If you are not treated for a mild heart attack, you might convince yourself you’ve recovered, but your heart muscles will have been weakened. You are much more likely to suffer gradual heart failure and sudden death in the next couple of years.

Psychologically, the fundamental problem with the Rule of Six is that it reverses the tide towards the return to normality which, as a nation, we desperately have to cling to. Worst of all, it undermines any effort to get people back to work, particularly via public transport. Any sensible person will wonder how it can be safe to get on a busy bus or train if it is deemed dangerous to gather their extended family in their own home.
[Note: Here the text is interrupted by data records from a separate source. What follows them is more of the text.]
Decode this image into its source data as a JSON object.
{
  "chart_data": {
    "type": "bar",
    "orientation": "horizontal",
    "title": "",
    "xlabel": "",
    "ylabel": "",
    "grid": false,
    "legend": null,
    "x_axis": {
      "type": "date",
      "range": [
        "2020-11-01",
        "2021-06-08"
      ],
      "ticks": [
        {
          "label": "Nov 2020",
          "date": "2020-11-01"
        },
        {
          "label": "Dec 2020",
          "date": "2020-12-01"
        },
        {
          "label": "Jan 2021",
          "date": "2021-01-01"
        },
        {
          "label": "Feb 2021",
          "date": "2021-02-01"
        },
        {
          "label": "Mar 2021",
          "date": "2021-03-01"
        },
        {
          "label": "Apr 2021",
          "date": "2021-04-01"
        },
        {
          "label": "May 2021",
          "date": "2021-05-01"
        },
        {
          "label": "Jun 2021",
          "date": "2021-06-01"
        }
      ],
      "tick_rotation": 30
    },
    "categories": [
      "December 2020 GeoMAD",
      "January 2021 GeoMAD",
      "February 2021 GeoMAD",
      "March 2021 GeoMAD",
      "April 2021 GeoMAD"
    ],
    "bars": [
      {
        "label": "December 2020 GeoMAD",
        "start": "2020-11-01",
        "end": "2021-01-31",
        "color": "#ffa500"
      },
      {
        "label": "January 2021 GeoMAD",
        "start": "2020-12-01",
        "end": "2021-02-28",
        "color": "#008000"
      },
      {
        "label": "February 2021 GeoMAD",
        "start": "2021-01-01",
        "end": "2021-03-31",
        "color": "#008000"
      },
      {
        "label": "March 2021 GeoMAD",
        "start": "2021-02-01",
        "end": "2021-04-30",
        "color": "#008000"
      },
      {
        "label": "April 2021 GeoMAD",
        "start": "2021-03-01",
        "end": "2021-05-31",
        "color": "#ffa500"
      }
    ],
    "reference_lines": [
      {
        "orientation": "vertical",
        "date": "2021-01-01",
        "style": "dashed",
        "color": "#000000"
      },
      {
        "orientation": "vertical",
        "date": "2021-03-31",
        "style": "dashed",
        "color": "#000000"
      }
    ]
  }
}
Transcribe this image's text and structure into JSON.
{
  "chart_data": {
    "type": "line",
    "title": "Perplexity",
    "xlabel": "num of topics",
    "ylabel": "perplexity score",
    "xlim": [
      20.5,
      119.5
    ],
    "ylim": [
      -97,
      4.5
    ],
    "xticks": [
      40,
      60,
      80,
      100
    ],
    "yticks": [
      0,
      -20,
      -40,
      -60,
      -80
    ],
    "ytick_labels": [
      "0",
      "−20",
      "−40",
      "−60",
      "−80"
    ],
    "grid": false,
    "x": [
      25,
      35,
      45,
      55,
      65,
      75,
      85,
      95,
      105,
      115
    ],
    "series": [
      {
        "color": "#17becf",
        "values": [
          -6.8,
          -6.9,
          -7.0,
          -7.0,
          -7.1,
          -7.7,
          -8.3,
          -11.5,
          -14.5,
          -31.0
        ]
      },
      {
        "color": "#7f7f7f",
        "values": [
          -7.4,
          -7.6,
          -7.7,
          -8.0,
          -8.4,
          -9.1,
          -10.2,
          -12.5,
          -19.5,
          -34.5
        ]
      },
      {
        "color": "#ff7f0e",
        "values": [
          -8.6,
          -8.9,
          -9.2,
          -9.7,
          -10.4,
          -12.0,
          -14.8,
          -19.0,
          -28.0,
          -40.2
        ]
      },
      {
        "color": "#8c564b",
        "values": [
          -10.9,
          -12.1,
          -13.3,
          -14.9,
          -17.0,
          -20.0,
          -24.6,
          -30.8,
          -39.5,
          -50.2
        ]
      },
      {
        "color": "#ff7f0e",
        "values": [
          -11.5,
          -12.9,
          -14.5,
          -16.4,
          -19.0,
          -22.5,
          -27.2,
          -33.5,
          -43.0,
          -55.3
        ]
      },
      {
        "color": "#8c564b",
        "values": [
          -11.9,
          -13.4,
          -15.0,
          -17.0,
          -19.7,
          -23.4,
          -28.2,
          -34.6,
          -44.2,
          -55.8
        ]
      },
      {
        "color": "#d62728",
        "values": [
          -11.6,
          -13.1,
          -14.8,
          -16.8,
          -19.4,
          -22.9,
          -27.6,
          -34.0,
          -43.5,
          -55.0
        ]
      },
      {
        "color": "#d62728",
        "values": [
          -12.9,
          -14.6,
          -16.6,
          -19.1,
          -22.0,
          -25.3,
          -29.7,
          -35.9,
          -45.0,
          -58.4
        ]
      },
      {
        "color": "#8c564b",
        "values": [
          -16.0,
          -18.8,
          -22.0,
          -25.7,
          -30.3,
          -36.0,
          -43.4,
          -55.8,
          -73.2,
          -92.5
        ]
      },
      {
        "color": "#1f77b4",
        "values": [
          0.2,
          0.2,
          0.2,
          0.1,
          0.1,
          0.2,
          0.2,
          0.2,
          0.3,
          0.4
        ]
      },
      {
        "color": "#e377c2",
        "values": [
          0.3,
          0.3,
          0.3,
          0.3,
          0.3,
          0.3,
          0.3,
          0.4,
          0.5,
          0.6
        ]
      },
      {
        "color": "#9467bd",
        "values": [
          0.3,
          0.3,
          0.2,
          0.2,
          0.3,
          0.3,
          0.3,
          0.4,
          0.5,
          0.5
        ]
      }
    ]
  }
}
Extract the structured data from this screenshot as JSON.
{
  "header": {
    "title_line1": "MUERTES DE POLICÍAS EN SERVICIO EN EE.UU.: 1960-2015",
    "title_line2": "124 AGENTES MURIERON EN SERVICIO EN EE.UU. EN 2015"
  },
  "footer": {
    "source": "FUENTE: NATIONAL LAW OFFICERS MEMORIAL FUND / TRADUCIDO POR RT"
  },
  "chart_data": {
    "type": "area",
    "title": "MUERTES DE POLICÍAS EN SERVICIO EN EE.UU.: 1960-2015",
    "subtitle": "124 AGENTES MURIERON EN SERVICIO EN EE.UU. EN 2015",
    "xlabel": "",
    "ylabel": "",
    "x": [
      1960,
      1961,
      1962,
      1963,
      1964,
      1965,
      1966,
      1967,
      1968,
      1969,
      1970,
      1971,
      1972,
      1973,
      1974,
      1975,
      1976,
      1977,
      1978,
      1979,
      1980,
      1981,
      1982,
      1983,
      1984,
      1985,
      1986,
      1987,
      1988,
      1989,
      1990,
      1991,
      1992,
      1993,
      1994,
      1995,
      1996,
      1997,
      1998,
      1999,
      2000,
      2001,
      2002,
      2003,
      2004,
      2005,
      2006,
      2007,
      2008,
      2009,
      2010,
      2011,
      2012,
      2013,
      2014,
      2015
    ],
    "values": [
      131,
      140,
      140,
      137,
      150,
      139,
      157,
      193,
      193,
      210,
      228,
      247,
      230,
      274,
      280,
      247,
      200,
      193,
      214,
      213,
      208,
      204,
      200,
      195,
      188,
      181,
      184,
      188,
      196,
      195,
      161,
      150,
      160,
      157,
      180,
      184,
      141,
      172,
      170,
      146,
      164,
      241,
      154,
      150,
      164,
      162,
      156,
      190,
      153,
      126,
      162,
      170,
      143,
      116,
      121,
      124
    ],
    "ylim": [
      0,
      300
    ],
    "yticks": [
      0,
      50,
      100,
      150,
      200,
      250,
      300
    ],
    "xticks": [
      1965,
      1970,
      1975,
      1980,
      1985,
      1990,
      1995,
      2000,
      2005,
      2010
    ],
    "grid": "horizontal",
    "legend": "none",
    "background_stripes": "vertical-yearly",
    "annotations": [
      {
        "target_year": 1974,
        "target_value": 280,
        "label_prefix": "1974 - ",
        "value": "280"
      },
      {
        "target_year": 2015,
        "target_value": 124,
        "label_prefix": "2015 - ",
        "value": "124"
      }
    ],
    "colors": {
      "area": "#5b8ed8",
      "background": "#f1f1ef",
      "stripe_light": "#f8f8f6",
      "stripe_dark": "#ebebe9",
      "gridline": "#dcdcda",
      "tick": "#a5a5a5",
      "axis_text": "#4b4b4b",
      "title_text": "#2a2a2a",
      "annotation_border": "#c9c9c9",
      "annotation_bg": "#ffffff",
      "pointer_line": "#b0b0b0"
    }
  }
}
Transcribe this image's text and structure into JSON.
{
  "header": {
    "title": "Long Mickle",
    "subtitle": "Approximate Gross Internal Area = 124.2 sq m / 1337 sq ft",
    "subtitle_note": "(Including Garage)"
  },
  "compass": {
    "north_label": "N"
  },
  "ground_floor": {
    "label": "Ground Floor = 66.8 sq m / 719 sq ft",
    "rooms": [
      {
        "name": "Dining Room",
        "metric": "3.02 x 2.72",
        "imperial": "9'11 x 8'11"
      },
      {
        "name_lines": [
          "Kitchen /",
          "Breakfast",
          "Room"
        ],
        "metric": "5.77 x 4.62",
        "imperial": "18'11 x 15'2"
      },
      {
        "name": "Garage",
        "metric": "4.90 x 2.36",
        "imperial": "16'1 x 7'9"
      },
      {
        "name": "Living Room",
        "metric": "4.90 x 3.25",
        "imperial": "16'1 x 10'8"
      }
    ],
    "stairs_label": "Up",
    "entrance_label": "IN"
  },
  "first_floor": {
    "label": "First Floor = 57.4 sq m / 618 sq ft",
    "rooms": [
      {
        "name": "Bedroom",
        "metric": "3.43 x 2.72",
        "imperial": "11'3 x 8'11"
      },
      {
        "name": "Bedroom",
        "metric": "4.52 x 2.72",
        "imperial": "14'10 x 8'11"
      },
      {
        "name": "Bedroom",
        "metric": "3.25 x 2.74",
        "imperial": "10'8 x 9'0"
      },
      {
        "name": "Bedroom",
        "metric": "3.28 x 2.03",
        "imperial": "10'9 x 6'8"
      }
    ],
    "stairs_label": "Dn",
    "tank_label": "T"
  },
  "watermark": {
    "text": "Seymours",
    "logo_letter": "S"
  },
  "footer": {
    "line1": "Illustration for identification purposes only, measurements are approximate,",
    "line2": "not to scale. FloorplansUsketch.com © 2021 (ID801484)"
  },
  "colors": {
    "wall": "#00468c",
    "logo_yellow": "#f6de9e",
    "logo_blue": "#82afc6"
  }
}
And as for the ‘moonshot’ mass population testing plan, well I wish I could get excited about it.

There is one obvious problem here. Even if it can be achieved, testing on this level will throw up hundreds of thousands of false positive results, which would require those people, plus all their contacts, to self-quarantine. This is impractical, and will not happen.

I worry that Boris and his ministers and advisers have squandered so much political capital with policy shifts, U-turns, meaningless slogans and gimmicks that the nation – and especially young people – are beginning to dismiss everything they hear.

People will even stop obeying the sensible rules, like handwashing, wearing a mask in public and keeping a distance. I am currently on holiday in North Wales and I noticed when I went out for curry last night that an implausible number of people had registered under the name of Smith in the restaurant’s test and trace book.

This open defiance, I suspect, will become the norm, and the plan to employ Covid Marshals to enforce restrictions will, I fear, bring the authorities into further ridicule.

This Government has been very successful in the business of spreading fear about Covid, but in not much else.

What people desperately need now is belief that things can, and will, get back to a state of being that they recognise. Above all, they crave that most human of emotion – a sense of hope.

Karol Sikora is professor of medicine at University of Buckingham Medical School and Chief Medical Officer at Rutherford Health.